Di qui, alcune considerazioni di fondo, che il presidente Moncalvo ha ben evidenziato. Coldiretti continuerà a lavorare con impegno e determinazione per una migliore gestione dei fondi europei destinati all’agricoltura.
La presenza del ministro dell’Agricoltura Maurizio Martina è stata utile per evidenziare che anche nel nostro Paese è necessario introdurre e difendere per la gestione dei fondi Pac la figura dell’agricoltore attivo, ovvero
fondi europei destinati a quanti vivono di agricoltura. Qualche risultato già è stato ottenuto. Per esempio, il recente provvedimento del Governo che toglie la segretezza sull’origine della materia prima utilizzata dall’industria alimentare, va proprio nella direzione auspicata da Coldiretti: consentire al consumatore di scegliere il vero Made in Italy, evitando imbrogli e speculazioni. Relativamente ai prezzi dei prodotti agricoli, Moncalvo è stato chiarissimo: “Non possiamo più accettare che ogni cento euro spesi dal consumatore per comperare il cibo solo 17 vadano al produttore. Una vergogna che dobbiamo combattere, prima che molte altre imprese agricole siano costrette a chiudere.
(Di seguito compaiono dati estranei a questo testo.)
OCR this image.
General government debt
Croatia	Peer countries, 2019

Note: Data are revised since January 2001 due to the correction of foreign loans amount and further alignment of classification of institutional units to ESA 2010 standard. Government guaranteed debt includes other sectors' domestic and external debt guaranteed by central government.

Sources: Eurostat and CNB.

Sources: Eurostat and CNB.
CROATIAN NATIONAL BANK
Lo dobbiamo per rispetto ai nostri soci, ma soprattutto per dare certezze e prospettive ai nostri giovani, che in questi anni, stanno tornando ad occuparsi di agricoltura”.
La presenza all’evento dei rappresentanti delle catene di distribuzioni e dei supermercati è stata l’occasione per dire che il mondo agricolo rappresentato da Coldiretti è pronto a fare la propria parte per la costruzione di filiere
utili a fare economia di scala. A questo proposito, l’intervento di Paolo Barilla, vice presidente Barilla Spa e della Barilla Center for Food and Nutrition Foundation ha evidenziato la ferma volontà delle industrie agroalimentari serie di avviare filiere con prodotti agricoli tutti italiani. Per questo, Coldiretti ha dato vita al Fai, società in condizione di organizzare e concretizzare l’offerta. Nel caso piemontese, proprio con la società Fai, si è attivato il contratto della fornitura di carni di razza piemontese Coalvi a Mc’Donalds.
Sia la grande distribuzione che la Barilla hanno ammesso che, alla fine, la trasparenza nei rapporti con i consumatori paga in termini di fidelizzazione del cliente. Un altro segnale dei tempi, dove il momento produttivo
agricolo deve trovare il giusto rispetto nel processo di filiera economica.
Seppure l’evento abbia posto l’attenzione sulla grande progettualità dell’Europa e del nostro Paese, non sono mancati da parte dei numerosi interventi i riferimenti alle problematiche di tutti i giorni che a vario titolo condizionano il mondo imprenditoriale agricolo: dalla burocrazia incalzante che genera costi spesso elevati, ma inutili anche per la sicurezza alimentare, alla presenza dei selvatici che distruggono il lavoro dell’agricoltore, generando un danno ambientale e situazioni di tensione sociale. Anche su questi argomenti, Moncalvo ha sollecitato l’attenzione della politica.
Chiedendo lo snellimento delle procedure e dei controlli, una visione meno bucolica, ma più imprenditoriale dell’agricoltura, che svolge un ruolo di presidio e salvaguardia del territorio, ha auspicato interventi legislativi tesi da una parte a semplificare l’impatto normativo e dall’altra a incentivare i giovani e le imprese agricole a diversificare le produzioni ed a sviluppare un rapporto trasparente sia con l’industria di trasformazione che con il consumatore finale.
In questo senso, filiera lunga e filiera corta, pur rimanendo due impostazioni diverse, debbono rispondere agli stessi obiettivi.
Un evento, ampiamente ripreso dai media, che evidenzia da una parte come oggi Coldiretti sia l’unica organizzazione agricola ad avere un progetto economico e sociale. Per realizzarlo, mette davanti a tutto l’impresa agricola e le legittime esigenze del consumatore. Di qui, la conferma di una Coldiretti forza sociale che sa agire in difesa delle imprese associate e dialogare con la società intera. Una grande Organizzazione che guarda all’Italia, ma soprattutto all’Europa, con la determinazione di chi crede in un futuro basato sui fatti e non solo sui buoni propositi.

Coldiretti Flash

Asti Tv



 


- Il Presidente Marini incontra i florovivaisti a Euroflora (clicca per visualizzare il filmato)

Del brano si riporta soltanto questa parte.